Let x be a point on the surface of a convex polyhedron P. Then the cut locus of x on the polyhedron's surface is known as the ridge tree of P with respect to x. This ridge tree has the property that cutting the surface along its edges unfolds P to a simple planar polygon. This polygon can be viewed as a net for the polyhedron.

== Formal definition ==
Fix a point $p$ in a complete Riemannian manifold $(M,g)$, and consider the tangent space $T_pM$. It is a standard result that for sufficiently small $v$ in $T_p M$, the curve defined by the Riemannian exponential map, $\gamma(t) = \exp_p(tv)$ for $t$ belonging to the interval $[0,1]$ is a minimizing geodesic, and is the unique minimizing geodesic connecting the two endpoints. Here $\exp_p$ denotes the exponential map from $p$. The cut locus of $p$ in the tangent space is defined to be the set of all vectors $v$ in $T_pM$ such that $\gamma(t)=\exp_p(tv)$ is a minimizing geodesic for $t \in [0,1]$ but fails to be minimizing for $t = 1 + \varepsilon$ for every $\varepsilon > 0$. Thus the cut locus in the tangent space is the boundary of the set
$$\{ v\in T_pM | d(\exp_pv,p) = \|v\|\}$$
where $d$ denotes the length metric of $M$, and $\|\cdot\|$ is the Euclidean norm of $T_pM$. The cut locus of $p$ in $M$ is defined to be image of the cut locus of $p$ in the tangent space under the exponential map at $p$. Thus, we may interpret the cut locus of $p$ in $M$ as the points in the manifold where the geodesics starting at $p$ stop being minimizing.

The least distance from p to the cut locus is the injectivity radius at p. On the open ball of this radius, the exponential map at p is a diffeomorphism from the tangent space to the manifold, and this is the largest such radius. The global injectivity radius is defined to be the infimum of the injectivity radius at p, over all points of the manifold.

== Characterization ==
Suppose $q$ is in the cut locus of $p$ in $M$. A standard result is that either (1) there is more than one minimizing geodesic joining $p$ to $q$, or (2) $p$ and $q$ are conjugate along some geodesic
which joins them.

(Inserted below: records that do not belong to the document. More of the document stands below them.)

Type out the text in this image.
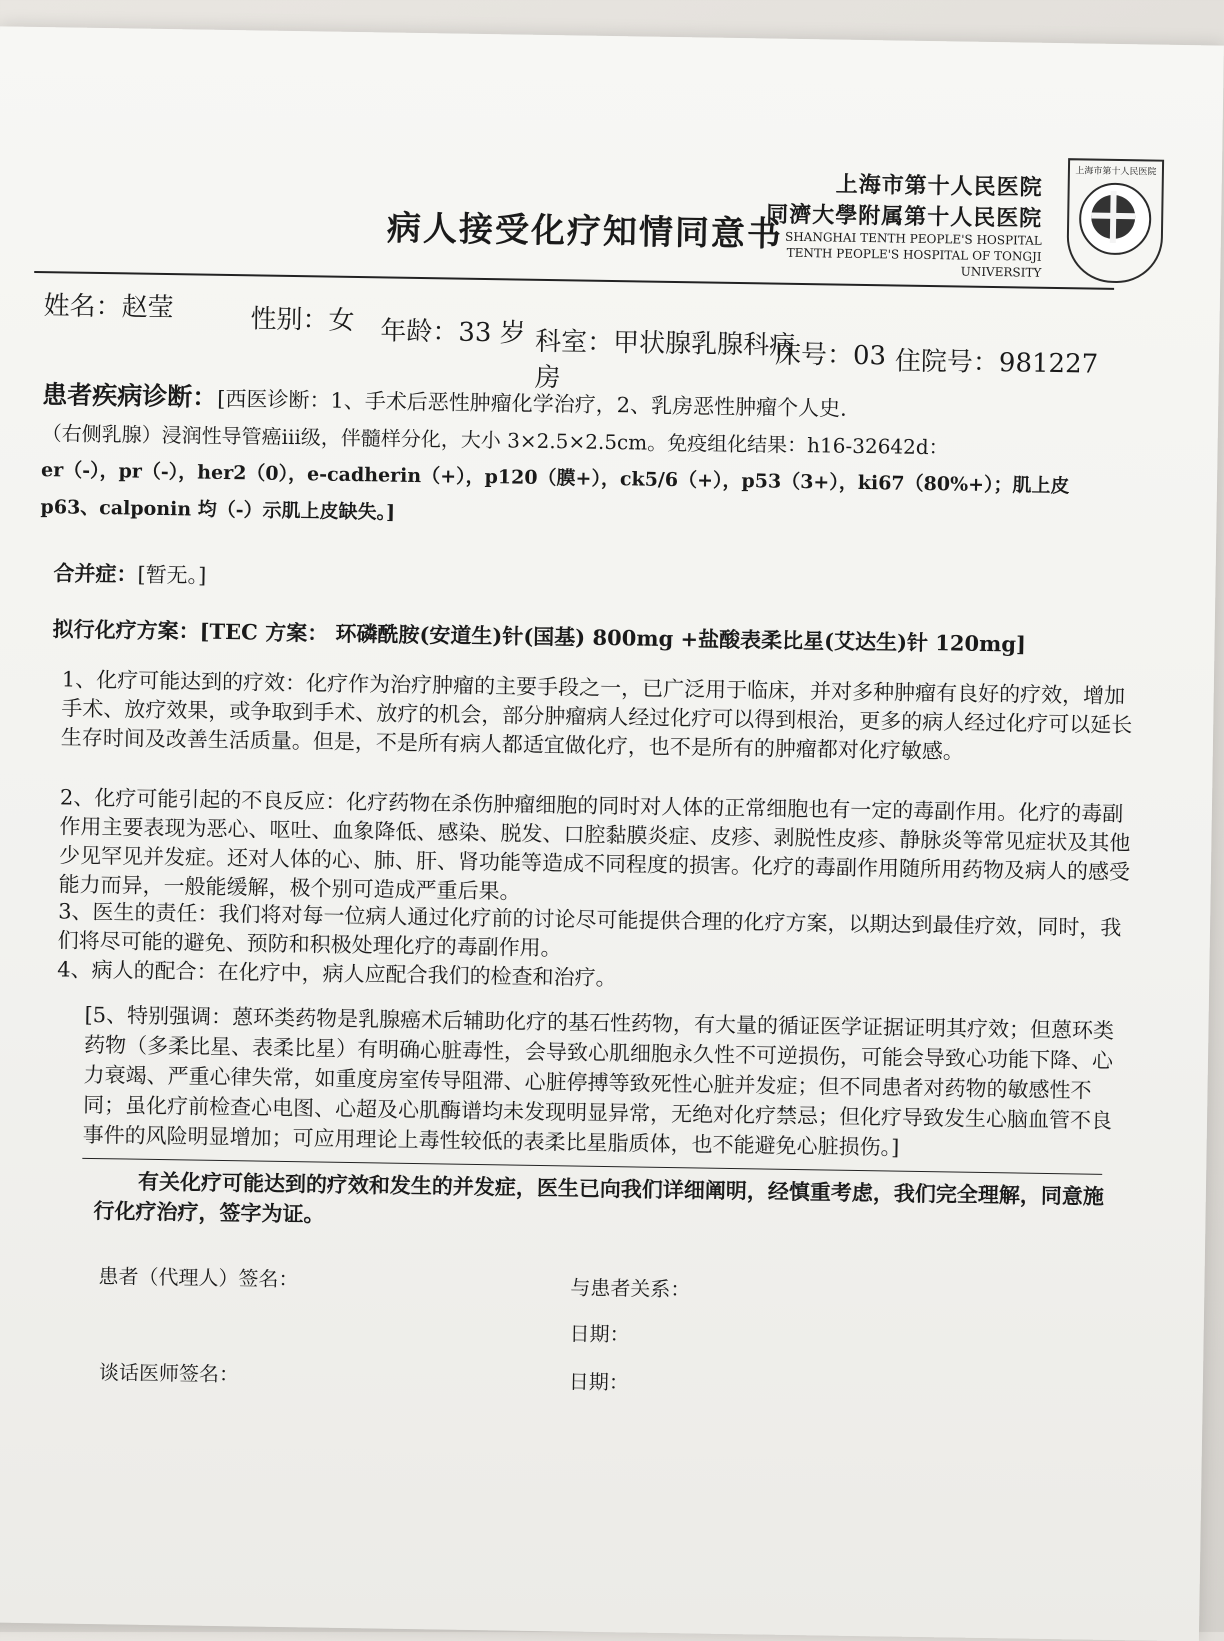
病人接受化疗知情同意书
上海市第十人民医院
同濟大學附属第十人民医院
SHANGHAI TENTH PEOPLE'S HOSPITAL
TENTH PEOPLE'S HOSPITAL OF TONGJI UNIVERSITY
上海市第十人民医院
姓名：赵莹	性别：女 年龄：33 岁 科室：甲状腺乳腺科病
房
床号：03 住院号：981227
患者疾病诊断：[西医诊断：1、手术后恶性肿瘤化学治疗，2、乳房恶性肿瘤个人史.
（右侧乳腺）浸润性导管癌iii级，伴髓样分化，大小 3×2.5×2.5cm。免疫组化结果：h16-32642d：
er（-），pr（-），her2（0），e-cadherin（+），p120（膜+），ck5/6（+），p53（3+），ki67（80%+）；肌上皮
p63、calponin 均（-）示肌上皮缺失。]
合并症：[暂无。]
拟行化疗方案：[TEC 方案： 环磷酰胺(安道生)针(国基) 800mg +盐酸表柔比星(艾达生)针 120mg]
1、化疗可能达到的疗效：化疗作为治疗肿瘤的主要手段之一，已广泛用于临床，并对多种肿瘤有良好的疗效，增加手术、放疗效果，或争取到手术、放疗的机会，部分肿瘤病人经过化疗可以得到根治，更多的病人经过化疗可以延长生存时间及改善生活质量。但是，不是所有病人都适宜做化疗，也不是所有的肿瘤都对化疗敏感。
2、化疗可能引起的不良反应：化疗药物在杀伤肿瘤细胞的同时对人体的正常细胞也有一定的毒副作用。化疗的毒副作用主要表现为恶心、呕吐、血象降低、感染、脱发、口腔黏膜炎症、皮疹、剥脱性皮疹、静脉炎等常见症状及其他少见罕见并发症。还对人体的心、肺、肝、肾功能等造成不同程度的损害。化疗的毒副作用随所用药物及病人的感受能力而异，一般能缓解，极个别可造成严重后果。
3、医生的责任：我们将对每一位病人通过化疗前的讨论尽可能提供合理的化疗方案，以期达到最佳疗效，同时，我们将尽可能的避免、预防和积极处理化疗的毒副作用。
4、病人的配合：在化疗中，病人应配合我们的检查和治疗。
[5、特别强调：蒽环类药物是乳腺癌术后辅助化疗的基石性药物，有大量的循证医学证据证明其疗效；但蒽环类药物（多柔比星、表柔比星）有明确心脏毒性，会导致心肌细胞永久性不可逆损伤，可能会导致心功能下降、心力衰竭、严重心律失常，如重度房室传导阻滞、心脏停搏等致死性心脏并发症；但不同患者对药物的敏感性不同；虽化疗前检查心电图、心超及心肌酶谱均未发现明显异常，无绝对化疗禁忌；但化疗导致发生心脑血管不良事件的风险明显增加；可应用理论上毒性较低的表柔比星脂质体，也不能避免心脏损伤。]
有关化疗可能达到的疗效和发生的并发症，医生已向我们详细阐明，经慎重考虑，我们完全理解，同意施行化疗治疗，签字为证。
患者（代理人）签名：	与患者关系：
日期：
谈话医师签名：	日期：
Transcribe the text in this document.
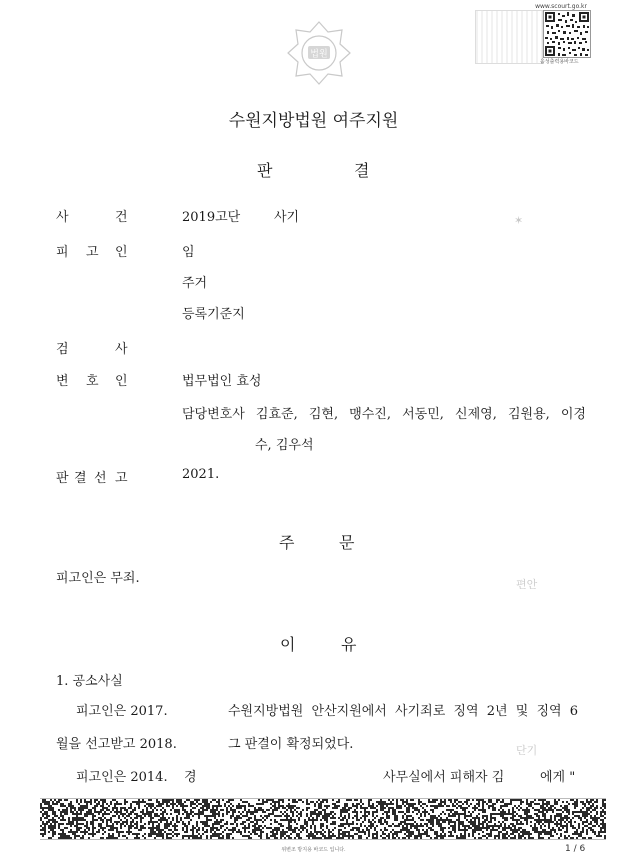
법원
www.scourt.go.kr
음성출력용바코드
수원지방법원 여주지원
판	결
사	건	2019고단	사기	✶
피 고 인	임
주거
등록기준지
검	사
변 호 인	법무법인 효성
담당변호사 김효준, 김현, 맹수진, 서동민, 신제영, 김원용, 이경
수, 김우석
판 결 선 고	2021.
주	문
피고인은 무죄.	편안
이	유
1. 공소사실
피고인은 2017.	수원지방법원 안산지원에서 사기죄로 징역 2년 및 징역 6
월을 선고받고 2018.	그 판결이 확정되었다.	단기
피고인은 2014. 경	사무실에서 피해자 김	에게 "
위변조 방지용 바코드 입니다.	1 / 6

It is possible for both (1) and (2) to hold.

== Applications ==
The significance of the cut locus is that the distance function from a point $p$ is smooth, except on the cut locus of $p$ and $p$ itself. In particular, it makes sense to take the gradient and Hessian of the distance function away from the cut locus and $p$. This idea is used in the local Laplacian comparison theorem and the local Hessian comparison theorem. These are used in the proof of the local version of the Toponogov theorem, and many other important theorems in Riemannian geometry.

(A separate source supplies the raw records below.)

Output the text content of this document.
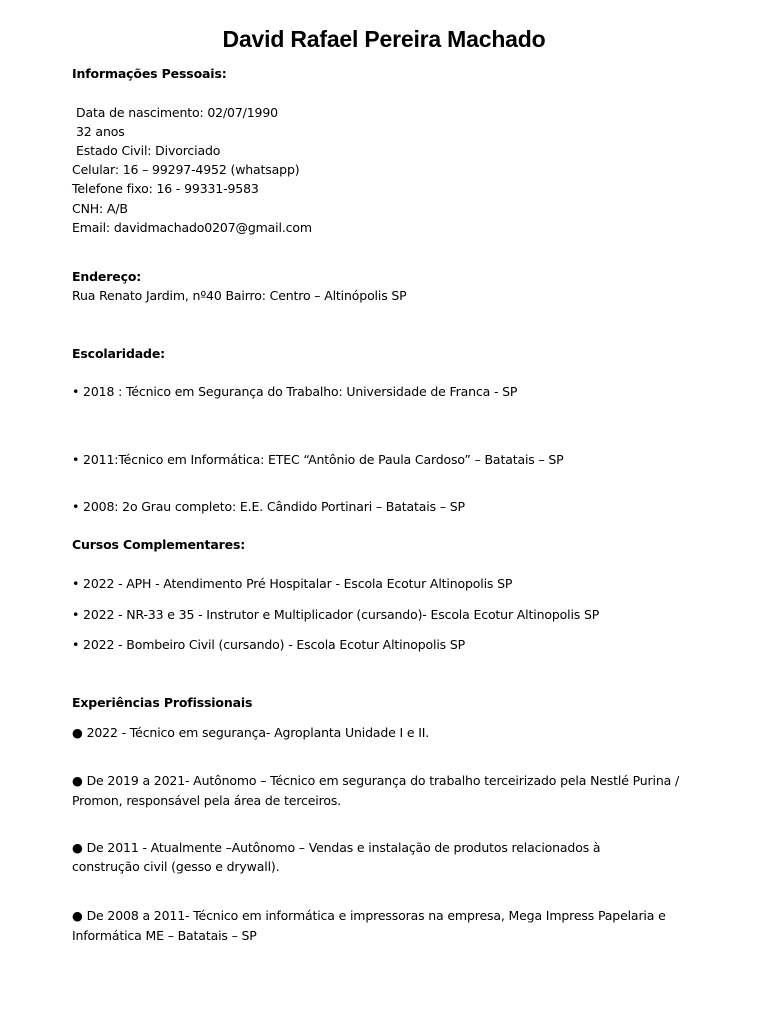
David Rafael Pereira Machado
Informações Pessoais:
Data de nascimento: 02/07/1990
32 anos
Estado Civil: Divorciado
Celular: 16 – 99297-4952 (whatsapp)
Telefone fixo: 16 - 99331-9583
CNH: A/B
Email: davidmachado0207@gmail.com
Endereço:
Rua Renato Jardim, nº40 Bairro: Centro – Altinópolis SP
Escolaridade:
• 2018 : Técnico em Segurança do Trabalho: Universidade de Franca - SP
• 2011:Técnico em Informática: ETEC “Antônio de Paula Cardoso” – Batatais – SP
• 2008: 2o Grau completo: E.E. Cândido Portinari – Batatais – SP
Cursos Complementares:
• 2022 - APH - Atendimento Pré Hospitalar - Escola Ecotur Altinopolis SP
• 2022 - NR-33 e 35 - Instrutor e Multiplicador (cursando)- Escola Ecotur Altinopolis SP
• 2022 - Bombeiro Civil (cursando) - Escola Ecotur Altinopolis SP
Experiências Profissionais
● 2022 - Técnico em segurança- Agroplanta Unidade I e II.
● De 2019 a 2021- Autônomo – Técnico em segurança do trabalho terceirizado pela Nestlé Purina /
Promon, responsável pela área de terceiros.
● De 2011 - Atualmente –Autônomo – Vendas e instalação de produtos relacionados à
construção civil (gesso e drywall).
● De 2008 a 2011- Técnico em informática e impressoras na empresa, Mega Impress Papelaria e
Informática ME – Batatais – SP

For the metric space of surface distances on a convex polyhedron, cutting the polyhedron along the cut locus produces a shape that can be unfolded flat into a plane, the source unfolding. The unfolding process can be performed continuously, as a blooming of the polyhedron. Analogous methods of cutting along the cut locus can be used to unfold higher-dimensional convex polyhedra as well.

== Cut locus of a subset ==
One can similarly define the cut locus of a submanifold of the Riemannian manifold, in terms of its normal exponential map.